As used herein, including in the claims, “or” as used in a list of items (for example, a list of items prefaced by a phrase such as “at least one of” or “one or more of”) indicates an inclusive list such that, for example, a list of at least one of A, B, or C means A or B or C or AB or AC or BC or ABC (i.e., A and B and C). Also, as used herein, the phrase “based on” shall not be construed as a reference to a closed set of conditions. For example, an exemplary step that is described as “based on condition A” may be based on both a condition A and a condition B without departing from the scope of the present disclosure. In other words, as used herein, the phrase “based on” shall be construed in the same manner as the phrase “based at least in part on.”

As used herein, including in the claims, the article “a” before a noun is open-ended and understood to refer to “at least one” of those nouns or “one or more” of those nouns. Thus, the terms “a,” “at least one,” “one or more,” “at least one of one or more” may be interchangeable. For example, if a claim recites “a component” that performs one or more functions, each of the individual functions may be performed by a single component or by any combination of multiple components. Thus, the term “a component” having characteristics or performing functions may refer to “at least one of one or more components” having a particular characteristic or performing a particular function. Subsequent reference to a component introduced with the article “a” using the terms “the” or “said” may refer to any or all of the one or more components. For example, a component introduced with the article “a” may be understood to mean “one or more components,” and referring to “the component” subsequently in the claims may be understood to be equivalent to referring to “at least one of the one or more components.” Similarly, subsequent reference to a component introduced as “one or more components” using the terms “the” or “said” may refer to any or all of the one or more components. For example, referring to “the one or more components” subsequently in the claims may be understood to be equivalent to referring to “at least one of the one or more components.”

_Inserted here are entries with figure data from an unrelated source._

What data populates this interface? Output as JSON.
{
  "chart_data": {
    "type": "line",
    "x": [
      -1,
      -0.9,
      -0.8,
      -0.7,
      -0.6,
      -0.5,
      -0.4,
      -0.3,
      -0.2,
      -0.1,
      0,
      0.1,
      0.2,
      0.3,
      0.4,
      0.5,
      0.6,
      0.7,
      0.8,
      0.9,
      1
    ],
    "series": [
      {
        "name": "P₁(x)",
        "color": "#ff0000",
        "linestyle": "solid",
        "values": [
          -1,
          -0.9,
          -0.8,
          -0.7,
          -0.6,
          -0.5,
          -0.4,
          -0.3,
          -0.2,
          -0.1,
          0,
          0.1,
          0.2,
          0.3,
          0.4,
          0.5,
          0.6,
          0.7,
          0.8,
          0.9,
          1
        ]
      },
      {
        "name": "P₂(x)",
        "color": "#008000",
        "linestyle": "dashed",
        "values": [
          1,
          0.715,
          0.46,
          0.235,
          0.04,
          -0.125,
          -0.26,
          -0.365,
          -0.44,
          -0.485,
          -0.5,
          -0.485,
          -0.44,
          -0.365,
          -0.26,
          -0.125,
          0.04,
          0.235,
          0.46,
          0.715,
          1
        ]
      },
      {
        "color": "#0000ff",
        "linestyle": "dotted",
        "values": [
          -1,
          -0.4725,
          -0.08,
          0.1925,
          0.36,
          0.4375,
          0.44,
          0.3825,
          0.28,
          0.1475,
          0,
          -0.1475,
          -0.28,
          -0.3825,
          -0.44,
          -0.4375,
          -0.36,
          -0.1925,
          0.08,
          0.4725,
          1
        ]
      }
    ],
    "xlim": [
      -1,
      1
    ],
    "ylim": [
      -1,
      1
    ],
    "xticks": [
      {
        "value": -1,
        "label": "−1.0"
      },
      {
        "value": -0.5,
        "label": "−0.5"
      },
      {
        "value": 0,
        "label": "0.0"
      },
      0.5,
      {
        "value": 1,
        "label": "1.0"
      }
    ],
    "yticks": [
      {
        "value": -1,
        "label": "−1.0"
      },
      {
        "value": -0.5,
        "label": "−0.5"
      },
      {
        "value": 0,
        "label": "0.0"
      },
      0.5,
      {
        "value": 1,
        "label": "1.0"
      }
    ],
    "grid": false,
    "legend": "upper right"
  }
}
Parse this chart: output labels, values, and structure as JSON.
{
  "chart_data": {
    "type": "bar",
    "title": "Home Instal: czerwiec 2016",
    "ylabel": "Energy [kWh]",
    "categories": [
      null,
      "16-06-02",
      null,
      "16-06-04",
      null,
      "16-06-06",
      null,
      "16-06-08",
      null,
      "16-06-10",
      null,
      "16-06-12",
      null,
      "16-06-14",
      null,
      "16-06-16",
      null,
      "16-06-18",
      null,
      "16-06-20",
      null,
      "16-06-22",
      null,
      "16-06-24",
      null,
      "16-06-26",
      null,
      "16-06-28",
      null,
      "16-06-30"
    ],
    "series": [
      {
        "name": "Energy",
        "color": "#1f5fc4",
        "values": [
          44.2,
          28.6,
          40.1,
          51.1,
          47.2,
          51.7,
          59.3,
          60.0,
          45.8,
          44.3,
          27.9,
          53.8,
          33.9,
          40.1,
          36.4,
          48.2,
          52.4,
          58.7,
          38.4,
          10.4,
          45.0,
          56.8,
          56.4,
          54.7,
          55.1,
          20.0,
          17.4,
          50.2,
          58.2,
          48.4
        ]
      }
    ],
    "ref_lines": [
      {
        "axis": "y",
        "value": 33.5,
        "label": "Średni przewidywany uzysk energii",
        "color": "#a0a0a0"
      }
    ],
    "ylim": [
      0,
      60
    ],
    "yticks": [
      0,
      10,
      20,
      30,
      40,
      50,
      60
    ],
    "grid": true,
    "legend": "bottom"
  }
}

Computer-readable media includes both non-transitory computer storage media and communication media including any medium that facilitates transfer of a computer program from one place to another. A non-transitory storage medium may be any available medium that can be accessed by a general purpose or special purpose computer. By way of example, and not limitation, non-transitory computer-readable media can comprise RAM, ROM, electrically erasable programmable read-only memory (EEPROM), compact disk (CD) ROM or other optical disk storage, magnetic disk storage or other magnetic storage devices, or any other non-transitory medium that can be used to carry or store desired program code means in the form of instructions or data structures and that can be accessed by a general-purpose or special-purpose computer, or a general-purpose or special-purpose processor. Also, any connection is properly termed a computer-readable medium. For example, if the software is transmitted from a website, server, or other remote source using a coaxial cable, fiber optic cable, twisted pair, digital subscriber line (DSL), or wireless technologies such as infrared, radio, and microwave, then the coaxial cable, fiber optic cable, twisted pair, DSL, or wireless technologies such as infrared, radio, and microwave are included in the definition of medium. Disk and disc, as used herein, include CD, laser disc, optical disc, digital versatile disc (DVD), floppy disk, and Blu-ray disc, where disks usually reproduce data magnetically, while discs reproduce data optically with lasers. Combinations of these are also included within the scope of computer-readable media.

The description herein is provided to enable a person skilled in the art to make or use the disclosure. Various modifications to the disclosure will be apparent to those skilled in the art, and the generic principles defined herein may be applied to other variations without departing from the scope of the disclosure. Thus, the disclosure is not limited to the examples and designs described herein but is to be accorded the broadest scope consistent with the principles and novel features disclosed herein.